Innovative Czech choreographer Jiri Kylian will present “East Shadow” at the Pireos 260 venue on June 28-29. Taking its cue from Samuel Beckett’s Theater of the Absurd, the production is defined as a tragicomedy exploring the impossibility of coexistence and the inevitability of mortality.

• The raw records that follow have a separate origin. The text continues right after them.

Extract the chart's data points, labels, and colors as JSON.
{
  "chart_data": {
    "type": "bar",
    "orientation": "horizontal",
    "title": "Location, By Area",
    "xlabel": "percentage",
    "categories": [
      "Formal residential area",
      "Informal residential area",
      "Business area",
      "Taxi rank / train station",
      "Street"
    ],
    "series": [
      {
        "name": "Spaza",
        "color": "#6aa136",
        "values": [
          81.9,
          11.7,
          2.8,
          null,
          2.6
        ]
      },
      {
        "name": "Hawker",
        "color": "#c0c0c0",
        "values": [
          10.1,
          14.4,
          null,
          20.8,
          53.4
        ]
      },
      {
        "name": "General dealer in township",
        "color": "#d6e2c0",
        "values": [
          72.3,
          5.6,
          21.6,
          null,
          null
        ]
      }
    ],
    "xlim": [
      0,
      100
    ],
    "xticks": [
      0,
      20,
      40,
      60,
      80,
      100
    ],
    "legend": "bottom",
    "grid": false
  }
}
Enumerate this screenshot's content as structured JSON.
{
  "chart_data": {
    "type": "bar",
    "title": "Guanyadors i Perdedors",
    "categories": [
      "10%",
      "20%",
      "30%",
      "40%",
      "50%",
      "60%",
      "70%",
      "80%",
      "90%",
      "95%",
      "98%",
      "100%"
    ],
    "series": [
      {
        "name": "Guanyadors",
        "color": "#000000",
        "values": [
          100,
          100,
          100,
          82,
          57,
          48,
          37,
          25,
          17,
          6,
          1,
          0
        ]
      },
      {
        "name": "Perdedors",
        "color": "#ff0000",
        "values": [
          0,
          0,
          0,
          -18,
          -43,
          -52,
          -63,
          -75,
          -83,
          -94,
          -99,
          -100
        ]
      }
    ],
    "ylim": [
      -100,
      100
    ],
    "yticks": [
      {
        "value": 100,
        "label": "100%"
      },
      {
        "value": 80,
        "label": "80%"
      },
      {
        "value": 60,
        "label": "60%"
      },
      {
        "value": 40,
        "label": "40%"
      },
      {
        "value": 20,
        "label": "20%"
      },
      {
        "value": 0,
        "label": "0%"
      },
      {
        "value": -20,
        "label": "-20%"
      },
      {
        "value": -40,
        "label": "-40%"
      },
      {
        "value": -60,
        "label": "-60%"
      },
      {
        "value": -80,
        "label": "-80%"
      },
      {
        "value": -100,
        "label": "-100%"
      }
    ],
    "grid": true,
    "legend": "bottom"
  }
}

Meanwhile, barefoot men and women clad in tutus will take popular ballet “Swan Lake” to a refreshing new level thanks to a choreography by young South African Dada Masilo. The performance, based on music by Tchaikovsky, will go on stage at Pireos 260 on June 7-9.
Drama at Epidaurus
Built in 340 BC – according to Pausanias – the Ancient Theater of Epidaurus has long been an ideal venue for antique drama and comedy, not least thanks to its acoustics and location. Among the productions going on stage at the ancient theater this year is Aeschylus’ “Prometheus Bound,” directed by relative newcomer Ektoras Lygizos (July 12), Sophocles’ “Philoctetes” in a production of the Municipal Regional Theater of Patras and Aptivities directed by Costas Filippoglou (July 18-19), Euripides’ “Hippolytus” in a National Theater of Greece production directed by actress-director Lydia Koniordou on July 25-26, as well as a State Theater of Northern Greece production of Aeschylus’ “The Persians” directed by Nikaiti Kontouri on August 15-16.